The most commonly spoken languages in Satpati are Mangeli and Vaity.

Transport links
The nearest railway station is Palghar (Western Railway), where State Transport (S.T.) buses are available for Satpati at regular intervals. 6/7-seater autorickshaws (that most of the time carry more than 10 people) also run between Satpati and Palghar on a regular basis.

Temples
Ram Mandir and Agni Mata are the most important temples in the village. Ram Mandir is situated at the entry point of the village while Agni mata is in the sea.

Festival
Many Festival like Dusshera, Diwali and Navratri are celebrated in this village, but there are two major festival that are celebrated with great enthusiasm, one is Holi and other is Ram Navami...!!

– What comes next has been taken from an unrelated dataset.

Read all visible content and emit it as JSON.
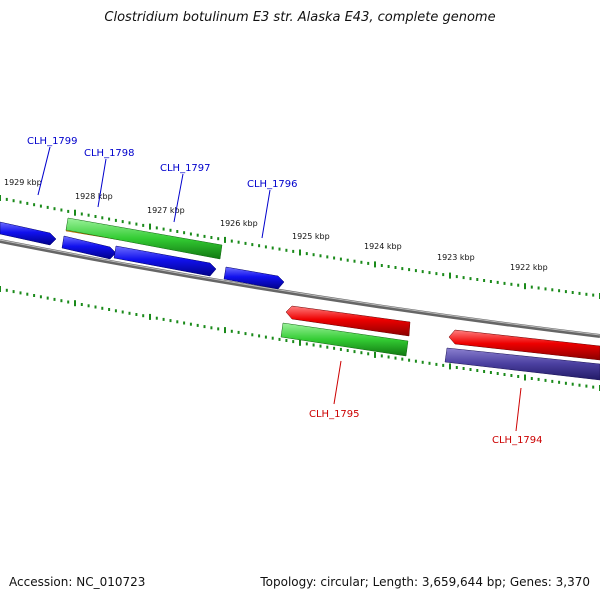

Let us know the importance of Holi festival :
According to the Holi legend, this festival conveys the message of victory of good over evil. The special feature of this festival is that on this day all the people forget their differences and come together to celebrate. In the same way all the villagers come together and burn Holika and pray to God that in the same way our sorrow, poverty, hated be burnt in this fire This is how we celebrated this festival with full of Joy....

Now let's us know about Ram Navami :
Ram Navami is one of the major festival in the village. In this village this festival is mainly celebrated on for 3 days. One these three day's a very big fair is held in the village. The fair started in the evening and lasted from 3 to 4 AM in the morning. On the first day i.e. On the day of Ram Navami is the temple of Rama just like 12 PM when Lord Shri Rama is Born, and the next day Lord Shri Rama's palanquin travels all over the village. When the palanquin moves around the village, the villagers shower flowers on the palanquin and dance to the sound of banjo. In this way the festival is celebrated with great enthusiasm and fervour...!!